The diff'd record lines are tab separated, and are in the following order if --onlyDiffs is not specified: After April 16, 2012:

  • '<' or '>'
  • flag
  • chrom:pos (chromosome name ':' 1 based position) - if --noPos is not specified
  • cigar - if --noCigar is not specified
  • mapping quality - if --mapq or --all is specified
  • mate chrom:pos (chromosome name ':' 1 based position) - if --mate or --all is specified
  • insert size - if --isize or --all is specified
  • sequence - if --seq or --all is specified
  • base quality - if --baseQual or --all is specified
  • tag:type:value - for each tag:type specified in --tags or for every tag if --all or --everyTag specified
  • ...
  • tag:type:value


Prior to April 16, 2012:

  • '<' or '>'
  • flag
  • chrom:pos (chromosome name ':' 1 based position) - if --noPos is not specified
  • cigar - if --noCigar is not specified
  • sequence - if --seq is specified
  • base quality - if --baseQual is specified
  • tag:type:value - for each tag:type specified in --tags
  • ...
  • tag:type:value

If onlyDiffs is specified, only the fields that are specified and are different get printed in lines 2 & 3.

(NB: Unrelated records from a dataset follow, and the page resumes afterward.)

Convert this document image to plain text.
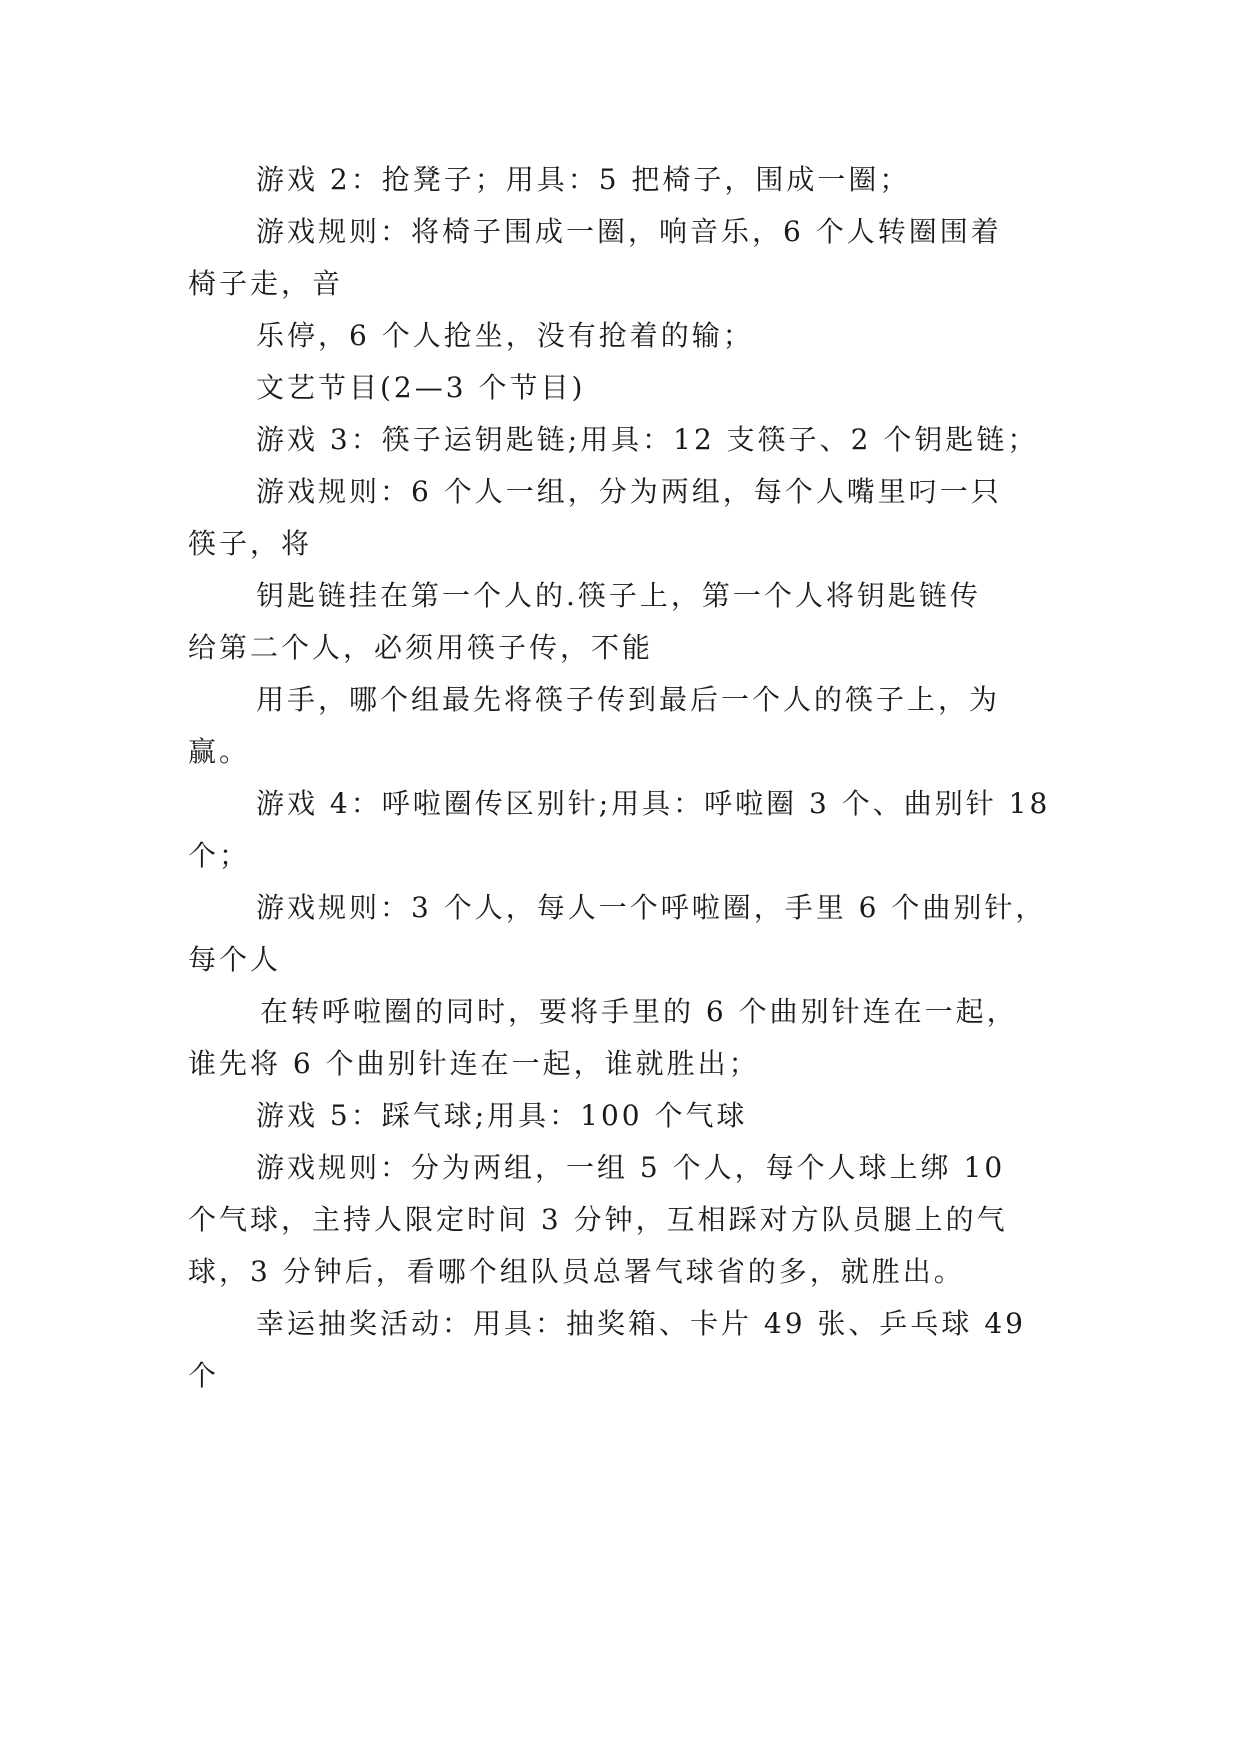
游戏 2：抢凳子；用具：5 把椅子，围成一圈；
游戏规则：将椅子围成一圈，响音乐，6 个人转圈围着
椅子走，音
乐停，6 个人抢坐，没有抢着的输；
文艺节目(2—3 个节目)
游戏 3：筷子运钥匙链;用具：12 支筷子、2 个钥匙链；
游戏规则：6 个人一组，分为两组，每个人嘴里叼一只
筷子，将
钥匙链挂在第一个人的.筷子上，第一个人将钥匙链传
给第二个人，必须用筷子传，不能
用手，哪个组最先将筷子传到最后一个人的筷子上，为
赢。
游戏 4：呼啦圈传区别针;用具：呼啦圈 3 个、曲别针 18
个；
游戏规则：3 个人，每人一个呼啦圈，手里 6 个曲别针，
每个人
在转呼啦圈的同时，要将手里的 6 个曲别针连在一起，
谁先将 6 个曲别针连在一起，谁就胜出；
游戏 5：踩气球;用具：100 个气球
游戏规则：分为两组，一组 5 个人，每个人球上绑 10
个气球，主持人限定时间 3 分钟，互相踩对方队员腿上的气
球，3 分钟后，看哪个组队员总署气球省的多，就胜出。
幸运抽奖活动：用具：抽奖箱、卡片 49 张、乒乓球 49
个
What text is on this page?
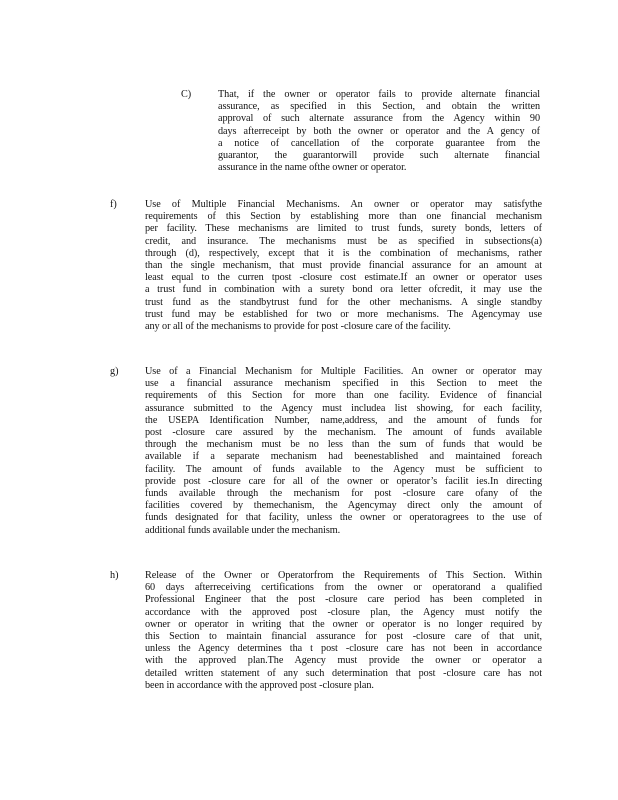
C)	That, if the owner or operator fails to provide alternate financial
assurance, as specified in this Section, and obtain the written
approval of such alternate assurance from the Agency within 90
days afterreceipt by both the owner or operator and the A gency of
a notice of cancellation of the corporate guarantee from the
guarantor, the guarantorwill provide such alternate financial
assurance in the name ofthe owner or operator.
f)	Use of Multiple Financial Mechanisms. An owner or operator may satisfythe
requirements of this Section by establishing more than one financial mechanism
per facility. These mechanisms are limited to trust funds, surety bonds, letters of
credit, and insurance. The mechanisms must be as specified in subsections(a)
through (d), respectively, except that it is the combination of mechanisms, rather
than the single mechanism, that must provide financial assurance for an amount at
least equal to the curren tpost -closure cost estimate.If an owner or operator uses
a trust fund in combination with a surety bond ora letter ofcredit, it may use the
trust fund as the standbytrust fund for the other mechanisms. A single standby
trust fund may be established for two or more mechanisms. The Agencymay use
any or all of the mechanisms to provide for post -closure care of the facility.
g)	Use of a Financial Mechanism for Multiple Facilities. An owner or operator may
use a financial assurance mechanism specified in this Section to meet the
requirements of this Section for more than one facility. Evidence of financial
assurance submitted to the Agency must includea list showing, for each facility,
the USEPA Identification Number, name,address, and the amount of funds for
post -closure care assured by the mechanism. The amount of funds available
through the mechanism must be no less than the sum of funds that would be
available if a separate mechanism had beenestablished and maintained foreach
facility. The amount of funds available to the Agency must be sufficient to
provide post -closure care for all of the owner or operator’s facilit ies.In directing
funds available through the mechanism for post -closure care ofany of the
facilities covered by themechanism, the Agencymay direct only the amount of
funds designated for that facility, unless the owner or operatoragrees to the use of
additional funds available under the mechanism.
h)	Release of the Owner or Operatorfrom the Requirements of This Section. Within
60 days afterreceiving certifications from the owner or operatorand a qualified
Professional Engineer that the post -closure care period has been completed in
accordance with the approved post -closure plan, the Agency must notify the
owner or operator in writing that the owner or operator is no longer required by
this Section to maintain financial assurance for post -closure care of that unit,
unless the Agency determines tha t post -closure care has not been in accordance
with the approved plan.The Agency must provide the owner or operator a
detailed written statement of any such determination that post -closure care has not
been in accordance with the approved post -closure plan.
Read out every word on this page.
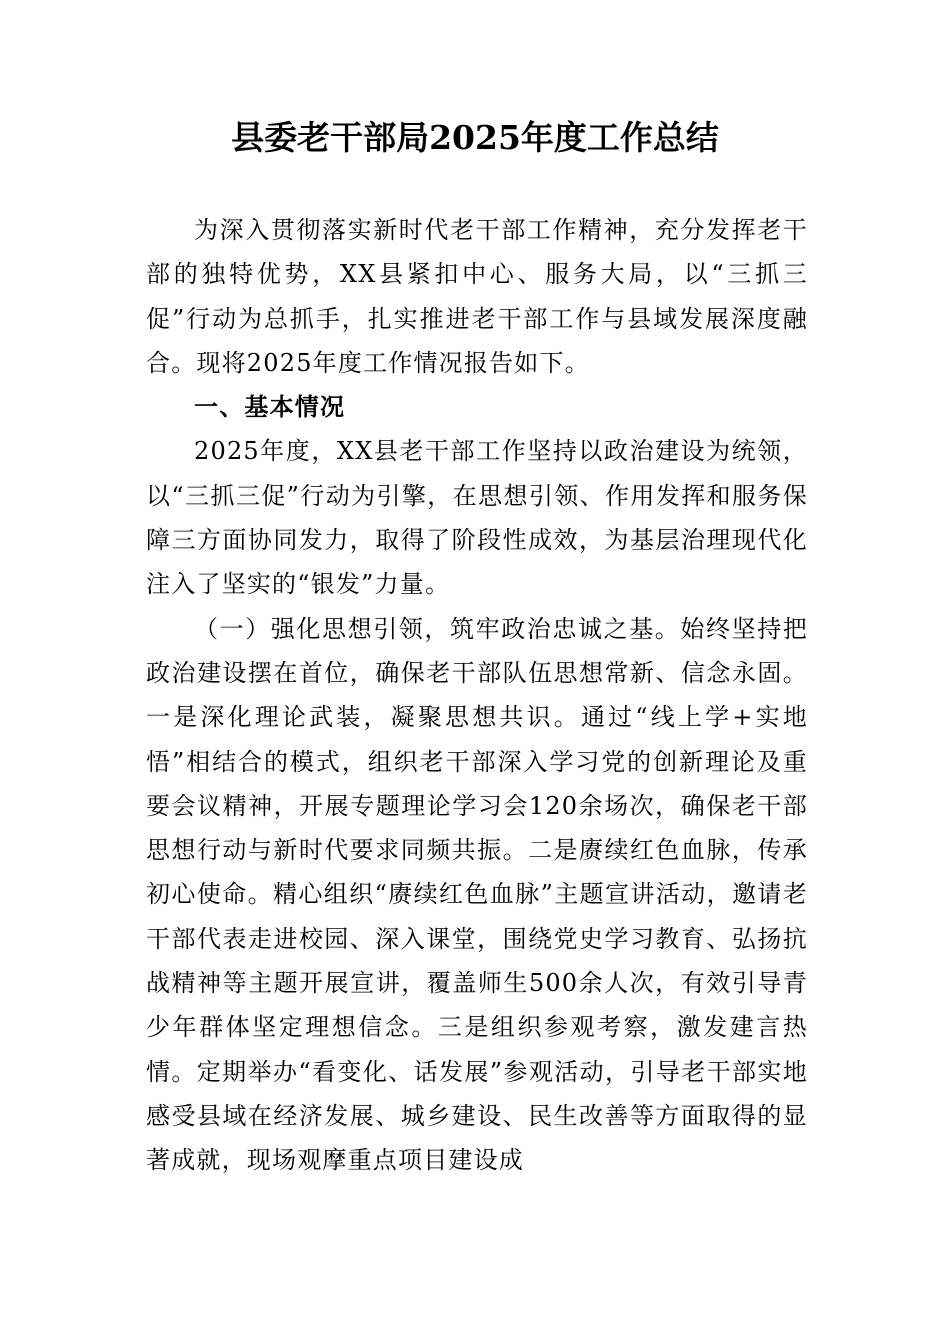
县委老干部局2025年度工作总结

为深入贯彻落实新时代老干部工作精神，充分发挥老干部的独特优势，XX县紧扣中心、服务大局，以“三抓三促”行动为总抓手，扎实推进老干部工作与县域发展深度融合。现将2025年度工作情况报告如下。

一、基本情况

2025年度，XX县老干部工作坚持以政治建设为统领，以“三抓三促”行动为引擎，在思想引领、作用发挥和服务保障三方面协同发力，取得了阶段性成效，为基层治理现代化注入了坚实的“银发”力量。

（一）强化思想引领，筑牢政治忠诚之基。始终坚持把政治建设摆在首位，确保老干部队伍思想常新、信念永固。一是深化理论武装，凝聚思想共识。通过“线上学+实地悟”相结合的模式，组织老干部深入学习党的创新理论及重要会议精神，开展专题理论学习会120余场次，确保老干部思想行动与新时代要求同频共振。二是赓续红色血脉，传承初心使命。精心组织“赓续红色血脉”主题宣讲活动，邀请老干部代表走进校园、深入课堂，围绕党史学习教育、弘扬抗战精神等主题开展宣讲，覆盖师生500余人次，有效引导青少年群体坚定理想信念。三是组织参观考察，激发建言热情。定期举办“看变化、话发展”参观活动，引导老干部实地感受县域在经济发展、城乡建设、民生改善等方面取得的显著成就，现场观摩重点项目建设成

If all fields are diffed and --onlyDiffs is specified, it may be difficult to determine which field is different.

Example Output

Command:

../bin/bam diff --in1 testFiles/testDiff1.sam --in2 testFiles/testDiff2.sam --seq --baseQual --tags "OP:i;MD:Z" --onlyDiffs --out results/diffOrderSam.log

Output:

18:462+29M5I3M:F:295
<	a1	1:78
>	a1	1:74
1
>	a1	1:70	3S1M1S	ACGTN	;46>>	OP:i:75	MD:Z:30A0C5
2
>	a1	1:72	3S1M1S	ACGTN	;47>>	OP:i:75	MD:Z:30A0C5
ABC
>	cd	*:0	*	*	*
DEF
>	cd	*:0	*	*	*

SAM/BAM Format

use .sam/.bam extension to output in SAM/BAM format instead of diff format.

In SAM/BAM format there will be 3 output files:

  1. the specified name with record diffs
  2. specified name with _only_<in1>.sam/bam with records only in the in1 file
  3. specified name with _only_<in2>.sam/bam with records only in the in2 file

Records that are identical in the two files are not written in any of these output files.

When a record is found in both input files, but a difference is found, the record from the first file is written with additional tags to indicate the values from the second file, using the following tags:

  • ZF - Flag
  • ZP - Chromosome:1-based Position
  • ZC - Cigar
  • ZM - Mapping Quality
  • ZN - Chromosome:1-based Mate Position
  • ZI - Insert Size
  • ZS - Sequence
  • ZQ - Base Quality
  • ZT - Tags

If --onlyDiffs is not specified, all fields that were compared will be printed in the tags. If --onlyDiffs is specified, then only the differing compared fields will be printed in the tags.